We did not find a correlation between contrast medium reflux to the IVC, which would be a sign of RV dysfunction with blood stasis in the central veins and low forward flow from the RV. Previous studies including IVC reflux have reported conflicting results [8, 13, 19, 24, 25, 34] suggesting that this is a less reliable predictor. Besides PE, several other cardiac conditions and the contrast injection rate can cause IVC reflux [37, 38] which might explain the discrepancy.
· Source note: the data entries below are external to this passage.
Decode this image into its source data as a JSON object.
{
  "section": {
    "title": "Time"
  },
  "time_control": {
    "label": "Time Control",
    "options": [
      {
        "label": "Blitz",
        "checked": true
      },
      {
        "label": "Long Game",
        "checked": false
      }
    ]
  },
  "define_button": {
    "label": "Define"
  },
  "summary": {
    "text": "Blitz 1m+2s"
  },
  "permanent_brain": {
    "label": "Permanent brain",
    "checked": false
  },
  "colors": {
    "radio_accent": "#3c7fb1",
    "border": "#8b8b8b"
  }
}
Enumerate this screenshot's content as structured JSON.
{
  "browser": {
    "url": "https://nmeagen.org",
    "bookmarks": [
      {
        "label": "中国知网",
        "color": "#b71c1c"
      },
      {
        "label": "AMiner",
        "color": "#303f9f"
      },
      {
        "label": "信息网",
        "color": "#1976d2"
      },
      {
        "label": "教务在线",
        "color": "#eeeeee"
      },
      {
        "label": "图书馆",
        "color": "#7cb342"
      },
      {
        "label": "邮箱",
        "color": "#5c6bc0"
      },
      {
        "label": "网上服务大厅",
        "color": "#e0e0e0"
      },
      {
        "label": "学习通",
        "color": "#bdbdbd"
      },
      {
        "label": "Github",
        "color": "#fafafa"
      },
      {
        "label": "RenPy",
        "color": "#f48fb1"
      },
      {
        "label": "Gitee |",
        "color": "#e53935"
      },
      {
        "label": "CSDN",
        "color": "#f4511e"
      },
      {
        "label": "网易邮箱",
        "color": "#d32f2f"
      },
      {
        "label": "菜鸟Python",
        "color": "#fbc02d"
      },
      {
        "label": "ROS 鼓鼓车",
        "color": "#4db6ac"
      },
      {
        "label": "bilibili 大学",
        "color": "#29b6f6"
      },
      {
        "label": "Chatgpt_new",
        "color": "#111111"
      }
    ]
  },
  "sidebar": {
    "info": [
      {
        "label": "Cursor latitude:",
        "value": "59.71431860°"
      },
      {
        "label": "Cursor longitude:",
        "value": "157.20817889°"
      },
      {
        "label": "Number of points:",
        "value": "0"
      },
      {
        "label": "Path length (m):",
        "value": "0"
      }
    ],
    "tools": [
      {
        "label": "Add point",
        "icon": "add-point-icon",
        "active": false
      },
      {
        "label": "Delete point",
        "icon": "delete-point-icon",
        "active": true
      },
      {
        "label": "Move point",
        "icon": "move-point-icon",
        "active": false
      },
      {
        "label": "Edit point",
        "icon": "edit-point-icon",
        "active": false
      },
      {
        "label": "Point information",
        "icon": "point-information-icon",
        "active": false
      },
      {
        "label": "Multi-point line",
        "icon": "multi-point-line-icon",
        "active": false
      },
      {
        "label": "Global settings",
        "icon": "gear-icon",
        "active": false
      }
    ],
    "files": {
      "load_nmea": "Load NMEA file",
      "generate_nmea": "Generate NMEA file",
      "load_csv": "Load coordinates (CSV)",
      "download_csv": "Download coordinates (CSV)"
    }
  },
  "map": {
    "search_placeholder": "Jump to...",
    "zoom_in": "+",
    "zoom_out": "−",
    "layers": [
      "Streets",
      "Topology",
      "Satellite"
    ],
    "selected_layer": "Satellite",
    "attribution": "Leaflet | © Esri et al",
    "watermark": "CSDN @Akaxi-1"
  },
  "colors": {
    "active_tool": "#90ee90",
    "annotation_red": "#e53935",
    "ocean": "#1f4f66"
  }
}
Our study has several limitations. First, the analyses were done retrospectively. However, the patients were enrolled prospectively and both radiologists reading the CTPA were blinded to all clinical data and outcomes. Second, a major uncertainty in the measurement of RV/LV ratio is the use of non-gated CT acquisition as images are obtained at inconsistent times of the cardiac cycle. This might explain why we found no association between RV/LV ratio and short-term outcomes. Gated CT scanning does, on the other hand, require more radiation exposure to the patients and is not the clinical standard for CTPA in the ED. We recognize that RV/LV ratio can be measured volumetrically, and these measurements have been correlated with outcomes [9, 11, 13, 39]. Our method of measuring the RV/LV ratio in cross section may have led to inaccuracy and limited our ability to see a correlation with outcomes. However, cross-sectional measurements are more common clinically and can be done more rapidly, so may be more relevant to emergency radiology practice [39]. Lastly, we only measured few cardiac and vascular dimensions and did not adjust for clot burden or equally time-consuming measures. However, the aim of the study was to identify rapidly obtained measurements relevant to emergency settings. More complex measurements may predict outcomes, but if they are overly complex or time-consuming, they are unlikely to be adopted into clinical practice.

Conclusion

The presence of septal bowing and greater main PA diameter were associated with short-term adverse clinical outcomes in ED patients diagnosed with acute PE. These measures can be easily and quickly measured in the ED. The main PA diameter was only a weak predictor and may be of limited clinical relevance. Further research should continue to focus on RV function and pulmonary perfusion and could include novel CT parameters to identify patients who need aggressive therapy or intensive observation.